Ryan Anderson (not their real name) was someone who made this trade.

“Basically, we were looking for a different way of life,” he says. “We weren’t on the housing ladder. We didn’t want to get into mortgage debt. So we were looking for gaps, possibilities.”

This began when he moved with his family to Wales in 2013 and put down roots in a community. Three years later, they found a site that fit the planning criteria. But, since moving onto the land last May to build their home, it hasn’t been easy.

“We’ve been living in sheds over winter, and it’s been freezing and quite challenging with all these big storms,” he says. “We’ve got two kids, [and] we really want to get in our house by next winter.”

His land will also require a lot of work to bear fruit. Unlike others living on OPDs, who are now managing a multi-layered ecosystem, Ryan and his family are just beginning this journey.
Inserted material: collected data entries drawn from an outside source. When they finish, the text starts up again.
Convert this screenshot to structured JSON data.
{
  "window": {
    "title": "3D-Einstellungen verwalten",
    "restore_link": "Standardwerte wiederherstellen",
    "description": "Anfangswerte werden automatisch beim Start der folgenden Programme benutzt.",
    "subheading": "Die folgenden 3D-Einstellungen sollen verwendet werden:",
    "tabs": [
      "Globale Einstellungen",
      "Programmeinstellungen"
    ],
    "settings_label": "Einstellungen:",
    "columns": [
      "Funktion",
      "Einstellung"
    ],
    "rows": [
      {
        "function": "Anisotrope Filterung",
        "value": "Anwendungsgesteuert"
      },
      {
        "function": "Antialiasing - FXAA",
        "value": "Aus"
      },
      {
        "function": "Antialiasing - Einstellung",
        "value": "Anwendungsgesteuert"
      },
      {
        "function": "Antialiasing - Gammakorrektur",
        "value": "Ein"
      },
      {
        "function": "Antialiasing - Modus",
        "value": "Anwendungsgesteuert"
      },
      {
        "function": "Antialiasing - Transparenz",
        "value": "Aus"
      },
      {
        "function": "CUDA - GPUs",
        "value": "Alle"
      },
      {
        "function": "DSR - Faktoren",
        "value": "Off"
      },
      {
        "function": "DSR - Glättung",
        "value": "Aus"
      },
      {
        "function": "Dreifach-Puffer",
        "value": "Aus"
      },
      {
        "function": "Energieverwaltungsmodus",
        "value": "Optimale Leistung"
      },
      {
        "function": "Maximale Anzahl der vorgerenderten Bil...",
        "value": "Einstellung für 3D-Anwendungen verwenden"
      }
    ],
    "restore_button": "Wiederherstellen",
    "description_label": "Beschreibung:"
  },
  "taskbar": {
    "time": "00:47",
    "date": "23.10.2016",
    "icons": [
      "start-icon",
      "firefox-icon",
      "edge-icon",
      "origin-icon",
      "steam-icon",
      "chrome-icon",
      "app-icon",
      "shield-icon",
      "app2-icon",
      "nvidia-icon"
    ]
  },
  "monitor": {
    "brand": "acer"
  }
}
“We’ve been working the land, planting apple trees, which take a good five years to really be quite productive, so there’s a time factor,” he says. 

In the eyes of those pursuing this route, however, the hardship is worth bearing. Ryan is not part of the ‘cottagecore’ trend of romanticised country living. He views this action as essential in preserving the world’s resources.

“Everybody really needs to be doing ‘one planet living’,” he says. “Because if we’re going to sustain ourselves, we’ve only got one planet. We haven’t got two.”

Yet, despite the support offered by the Welsh Government, there hasn’t been an explosion in OPD properties and the concept still fills a minor role in the country’s environmental policy agenda. 

But those beating this path today believe that they are setting a precedent for the future. And, as the Coronavirus pandemic uproots economic orthodoxy, a social security net arising from nature, not capital, may be the only way forward.